J'ai l'impression qu'il n'y croit pas. Sagis a déjà eu l'occasion de faire la connaissance de la famille que nous attendons. Et s'il ne dit rien, son regard me souffle ce que je dois en comprendre. Je hoche la tête, acceptant son conseil. Il est le plus sage, c'est gravé jusque dans son nom. Je me dois de l'écouter, surtout dans une situation comme celle-ci. Tout dans son être jusqu'à son aura me hurle d'avoir confiance en lui et de le suivre. Alors je contrôle ma colère, avec difficulté, pour ne rien laisser paraître. Un sourire de façade vient étirer mes lèvres, mascarade que j'ai appris à jouer à la perfection ces derniers mois. Loin est le temps de l'insouciance et de la sincérité. Si je base mon règne sur l'honnêteté, la couronne m'oblige parfois à y renoncer.

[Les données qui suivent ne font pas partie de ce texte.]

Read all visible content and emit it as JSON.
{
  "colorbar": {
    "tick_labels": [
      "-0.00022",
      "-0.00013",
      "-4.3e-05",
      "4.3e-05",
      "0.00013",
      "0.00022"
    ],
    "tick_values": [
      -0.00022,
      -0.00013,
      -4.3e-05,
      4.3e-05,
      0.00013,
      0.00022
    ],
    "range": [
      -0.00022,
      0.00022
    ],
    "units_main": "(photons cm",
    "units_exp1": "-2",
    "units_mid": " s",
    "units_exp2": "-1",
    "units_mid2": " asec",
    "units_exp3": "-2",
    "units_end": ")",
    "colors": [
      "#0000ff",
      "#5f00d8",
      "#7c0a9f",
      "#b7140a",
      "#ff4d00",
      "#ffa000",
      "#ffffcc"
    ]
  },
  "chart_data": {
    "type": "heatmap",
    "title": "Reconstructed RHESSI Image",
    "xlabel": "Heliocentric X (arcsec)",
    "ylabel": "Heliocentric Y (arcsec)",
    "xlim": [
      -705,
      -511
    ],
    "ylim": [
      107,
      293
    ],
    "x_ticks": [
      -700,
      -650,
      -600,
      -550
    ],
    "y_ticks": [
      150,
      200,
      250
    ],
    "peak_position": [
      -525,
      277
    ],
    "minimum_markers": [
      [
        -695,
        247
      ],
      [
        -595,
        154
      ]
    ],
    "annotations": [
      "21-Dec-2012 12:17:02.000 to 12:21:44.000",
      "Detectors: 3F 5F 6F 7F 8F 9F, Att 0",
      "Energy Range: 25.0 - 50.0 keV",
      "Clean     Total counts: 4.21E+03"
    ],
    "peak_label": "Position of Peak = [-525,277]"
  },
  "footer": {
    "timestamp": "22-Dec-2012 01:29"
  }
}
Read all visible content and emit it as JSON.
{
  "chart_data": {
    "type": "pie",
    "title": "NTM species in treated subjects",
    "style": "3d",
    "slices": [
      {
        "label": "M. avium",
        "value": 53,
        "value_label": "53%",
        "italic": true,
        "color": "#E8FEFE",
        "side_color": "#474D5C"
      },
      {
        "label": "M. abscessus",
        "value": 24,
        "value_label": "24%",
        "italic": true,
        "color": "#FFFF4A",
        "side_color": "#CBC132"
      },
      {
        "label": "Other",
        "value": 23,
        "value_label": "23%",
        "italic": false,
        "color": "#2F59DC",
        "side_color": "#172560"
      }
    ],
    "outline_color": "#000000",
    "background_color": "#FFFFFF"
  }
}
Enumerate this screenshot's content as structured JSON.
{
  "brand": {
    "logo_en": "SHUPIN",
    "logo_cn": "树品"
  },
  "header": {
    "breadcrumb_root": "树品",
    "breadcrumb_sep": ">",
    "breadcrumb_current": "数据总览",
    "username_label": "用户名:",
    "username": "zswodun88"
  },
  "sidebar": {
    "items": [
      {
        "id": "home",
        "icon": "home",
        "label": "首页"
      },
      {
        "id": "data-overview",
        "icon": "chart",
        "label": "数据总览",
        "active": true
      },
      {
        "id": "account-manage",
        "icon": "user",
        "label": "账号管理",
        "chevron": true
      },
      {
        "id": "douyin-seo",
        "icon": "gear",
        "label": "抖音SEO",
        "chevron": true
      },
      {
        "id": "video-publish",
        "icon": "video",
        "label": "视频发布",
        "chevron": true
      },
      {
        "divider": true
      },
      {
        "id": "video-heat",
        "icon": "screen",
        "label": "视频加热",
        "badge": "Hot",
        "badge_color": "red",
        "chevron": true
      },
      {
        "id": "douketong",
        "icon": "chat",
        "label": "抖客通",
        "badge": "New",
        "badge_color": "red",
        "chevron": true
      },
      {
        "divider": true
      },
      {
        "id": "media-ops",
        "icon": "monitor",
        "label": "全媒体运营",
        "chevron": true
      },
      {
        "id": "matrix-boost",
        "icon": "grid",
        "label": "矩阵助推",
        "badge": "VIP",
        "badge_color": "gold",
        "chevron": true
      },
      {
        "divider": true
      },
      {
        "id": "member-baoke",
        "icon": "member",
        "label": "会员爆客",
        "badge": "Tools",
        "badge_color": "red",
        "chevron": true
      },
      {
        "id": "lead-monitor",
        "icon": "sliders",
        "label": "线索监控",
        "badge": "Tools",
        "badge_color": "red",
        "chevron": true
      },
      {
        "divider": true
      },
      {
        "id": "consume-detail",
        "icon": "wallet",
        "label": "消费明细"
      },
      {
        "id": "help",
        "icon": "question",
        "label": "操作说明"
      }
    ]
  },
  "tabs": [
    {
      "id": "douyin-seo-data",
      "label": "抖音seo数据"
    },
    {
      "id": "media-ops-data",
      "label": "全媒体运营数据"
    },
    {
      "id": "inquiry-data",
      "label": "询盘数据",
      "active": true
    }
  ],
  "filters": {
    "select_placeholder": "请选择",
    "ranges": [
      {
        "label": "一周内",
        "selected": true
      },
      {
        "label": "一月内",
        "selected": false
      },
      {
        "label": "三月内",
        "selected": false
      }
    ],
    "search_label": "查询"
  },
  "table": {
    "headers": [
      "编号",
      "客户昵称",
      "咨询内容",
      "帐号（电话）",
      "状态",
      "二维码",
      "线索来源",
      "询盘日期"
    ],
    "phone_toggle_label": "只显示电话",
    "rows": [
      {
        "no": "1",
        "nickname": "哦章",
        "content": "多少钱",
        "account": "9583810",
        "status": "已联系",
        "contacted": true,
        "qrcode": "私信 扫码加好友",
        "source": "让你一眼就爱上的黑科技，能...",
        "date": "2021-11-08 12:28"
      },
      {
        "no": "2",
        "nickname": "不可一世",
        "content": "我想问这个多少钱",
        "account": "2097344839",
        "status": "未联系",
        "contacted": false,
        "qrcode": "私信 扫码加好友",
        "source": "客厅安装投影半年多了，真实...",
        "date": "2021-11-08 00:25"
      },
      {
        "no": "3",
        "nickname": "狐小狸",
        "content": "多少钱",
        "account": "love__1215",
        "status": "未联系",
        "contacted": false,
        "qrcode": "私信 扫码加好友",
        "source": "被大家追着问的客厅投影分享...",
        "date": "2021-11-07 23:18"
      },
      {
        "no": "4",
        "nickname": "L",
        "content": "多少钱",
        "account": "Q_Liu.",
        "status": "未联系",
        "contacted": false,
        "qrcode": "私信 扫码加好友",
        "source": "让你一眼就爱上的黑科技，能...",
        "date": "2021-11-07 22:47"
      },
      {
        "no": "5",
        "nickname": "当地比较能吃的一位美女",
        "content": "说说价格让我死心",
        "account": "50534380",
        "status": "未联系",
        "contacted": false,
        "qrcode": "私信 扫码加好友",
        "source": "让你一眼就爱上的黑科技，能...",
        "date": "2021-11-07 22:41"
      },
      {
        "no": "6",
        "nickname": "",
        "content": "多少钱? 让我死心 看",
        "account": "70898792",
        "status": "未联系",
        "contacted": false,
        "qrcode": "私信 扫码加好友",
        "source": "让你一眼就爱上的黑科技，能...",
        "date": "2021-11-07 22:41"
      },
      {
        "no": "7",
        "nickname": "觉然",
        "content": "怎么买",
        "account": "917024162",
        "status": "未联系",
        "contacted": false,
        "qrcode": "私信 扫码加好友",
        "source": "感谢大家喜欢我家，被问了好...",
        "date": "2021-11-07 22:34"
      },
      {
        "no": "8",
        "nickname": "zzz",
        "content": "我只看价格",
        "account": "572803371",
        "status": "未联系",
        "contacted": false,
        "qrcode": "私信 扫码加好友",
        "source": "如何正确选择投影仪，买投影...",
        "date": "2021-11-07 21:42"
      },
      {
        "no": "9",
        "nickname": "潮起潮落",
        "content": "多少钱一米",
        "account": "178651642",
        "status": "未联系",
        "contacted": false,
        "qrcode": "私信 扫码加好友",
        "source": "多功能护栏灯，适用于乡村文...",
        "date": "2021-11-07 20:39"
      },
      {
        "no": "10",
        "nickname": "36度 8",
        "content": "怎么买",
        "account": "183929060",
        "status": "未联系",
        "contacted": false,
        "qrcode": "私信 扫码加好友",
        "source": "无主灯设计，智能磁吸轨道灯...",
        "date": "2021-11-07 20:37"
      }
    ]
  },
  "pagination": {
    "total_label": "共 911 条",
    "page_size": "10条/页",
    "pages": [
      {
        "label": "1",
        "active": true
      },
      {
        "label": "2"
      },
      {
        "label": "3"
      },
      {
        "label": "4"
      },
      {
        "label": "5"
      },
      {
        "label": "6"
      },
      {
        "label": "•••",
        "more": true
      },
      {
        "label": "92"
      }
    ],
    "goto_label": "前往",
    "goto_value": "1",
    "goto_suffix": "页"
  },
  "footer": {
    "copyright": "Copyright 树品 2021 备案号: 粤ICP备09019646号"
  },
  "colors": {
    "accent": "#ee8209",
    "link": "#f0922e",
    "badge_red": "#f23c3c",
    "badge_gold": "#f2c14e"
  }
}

Je me lève, attirant les regards sur moi, bien qu'ils ne m'aient pas vraiment quittée.

— Je vous prie de nous excuser pour cette attente. Il semble que les souverains d'Aurum soient dans l'impossibilité de se joindre à nous pour l'instant. Vous allez être conduits vers vos appartements respectifs. Prenez le temps de vous installer et de découvrir un peu les lieux si vous le souhaitez. Nous nous retrouverons pour l'arrivée de la dernière famille, ou pour le dîner.

Avant de partir, le souverain de Naturea attend mon aval pour s'adresser à moi.

— Pensez-vous qu'il leur soit arrivé quoi que ce soit, Majesté ?

Je suppose qu'il serait mal venu de répondre que je l'espère. Alors je me contente d'un sourire qui se veut rassurant et m'empresse de disparaître de leurs vues.